(Registrieren)

DER STANDARD-Kommentar: "Eine deutsche Bankenunion" von Thomas Mayer

Geschrieben am 19-12-2013

"Berlin hat sich bei der Bankenunion durchgesetzt - auf Kosten
der EU-Institutionen"; Ausgabe vom 20.12.2013

Wien (ots) - Respekt für die EU-Finanzminister: Es ist ihnen -
trotz der enormen Widersprüche und Widerstände einzelner Länder -
doch gelungen, das Grundgerüst für eine erste Bankenunion rechtzeitig
zusammenzubasteln. Sie wird vor allem dem Euroraum dienen, das System
der gemeinsamen Währung zu stärken. Als Nächstes muss der
Gesamtvorschlag ins EU-Parlament gehen, das in dieser Frage volles
Mitentscheidungsrecht hat - und auch schon einige substanzielle
Abänderungswünsche vorbrachte. Aber die Chancen stehen gut, dass
Gesetzesbeschlüsse noch vor den Europawahlen im Mai 2014 erfolgen.
Die Bankenunion könnte dann also im Herbst 2014 stehen. Anlass zum
Jubel über einen sprichwörtlichen "historischen Schritt", in den
manche nach zwei durchverhandelten Nächten in Brüssel gleich
ausbrachen, gibt es freilich nicht. Das vereinbarte "System" auf drei
Säulen - Bankenaufsicht unter dem Dach der Europäischen Zentralbank
(EZB), ein Regelwerk zur Abwicklung maroder Institute und schließlich
Einlagensicherung für die Sparer - ist äußerst kompliziert, und es
ist träge im Entscheidungsablauf.

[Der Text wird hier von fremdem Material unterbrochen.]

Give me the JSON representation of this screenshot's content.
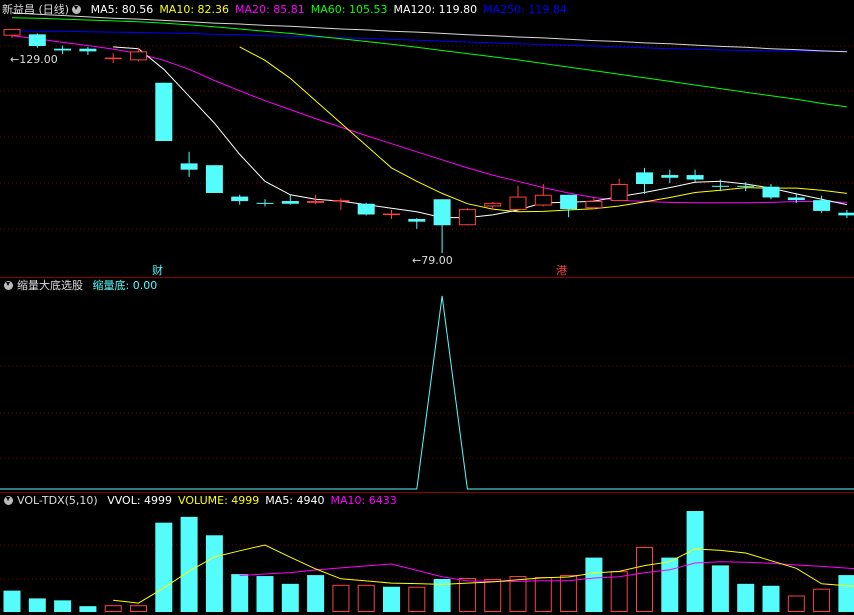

Es wird zehn lange Jahre dauern,
bis die gemeinsamen Fonds für Abwicklung und Einlagensicherung
gefüllt sind. Die Mittel dafür müssen die Banken über fixierte
Beiträge selbst aufbringen. Die größte Schwachstelle ist aber eine
politische: Anders als von den gemeinsamen EU-Institutionen, EZB und
der Mehrheit der Mitglieder vorgeschlagen, ist es nicht gelungen, das
Letztentscheidungsrecht über Sein oder Nichtsein einer grenzenlos
tätigen Bank aus nationalem Zugriff zu befreien. Das geht auf
riesigen deutschen Druck zurück. In Berlin traut man den
Gemeinschaftsinstitutionen nicht über den Weg, wenn es darum geht, in
einer Krisensituation eine für alle Länder verbindliche Konsequenz zu
ziehen - zum Beispiel anzuordnen, dass eine Bank zugesperrt werden
muss. So war das im Gesamtbild auch schon bei den Eurohilfen für
Problemstaaten. Das hat verfassungsrechtliche Hintergründe, die im
deutschen Grundgesetz liegen. Aber es geht dabei vor allem ums Geld.
Die deutsche Regierung wollte nicht zulassen, dass auch nur die
geringsten Mittel zur Bankenrestrukturierung nach Brüssel fließen,
wenn sie selbst nicht die Hand drauf hat. Daraus ist ein
Entscheidungsmechanismus entstanden, den viele für schwer umsetzbar
halten. Neben der EZB-Aufsicht wird es eine Abwicklungsbehörde geben,
die der Kommission Vorschläge macht, die dann Einwände formulieren
kann. Die Letztentscheidung trifft aber der EU-Finanzministerrat,
wieder die Nationalstaaten. Das ist verständlich, aber doch wenig
konsequent, von einer Union zu reden, aber ein Netzwerk vor allem
nationaler Entscheider zu meinen. Um das zu verstehen, muss man auf
den Juni 2012 zurückschauen. Da gaben die Staats- und Regierungschefs
nicht ganz freiwillig den Auftrag zur Gründung einer Bankenunion. In
Spanien drohten wegen der Immobilienkrise Zusammenbrüche, die das
Budget des Staates gefährdeten. Man erkannte, dass Eurohilfen für
Staaten und solche für Banken getrennt werden müssen, und vor allem
die privaten Gläubiger und Anteilnehmer zuerst haften müssen. In
diese Richtung geht es jetzt, und das ist auch gut so. Aber man muss
auch davon ausgehen, dass nationale Egoismen, Schutz- und
Sonderwünsche für die jeweils "eigenen Banken" noch lange bleiben
werden.

Rückfragehinweis:
Der Standard, Tel.: (01) 531 70/445

Digitale Pressemappe: http://www.ots.at/pressemappe/449/aom

*** OTS-ORIGINALTEXT PRESSEAUSSENDUNG UNTER AUSSCHLIESSLICHER
INHALTLICHER VERANTWORTUNG DES AUSSENDERS - WWW.OTS.AT ***


Kontaktinformationen:

Leider liegen uns zu diesem Artikel keine separaten Kontaktinformationen gespeichert vor.
Am Ende der Pressemitteilung finden Sie meist die Kontaktdaten des Verfassers.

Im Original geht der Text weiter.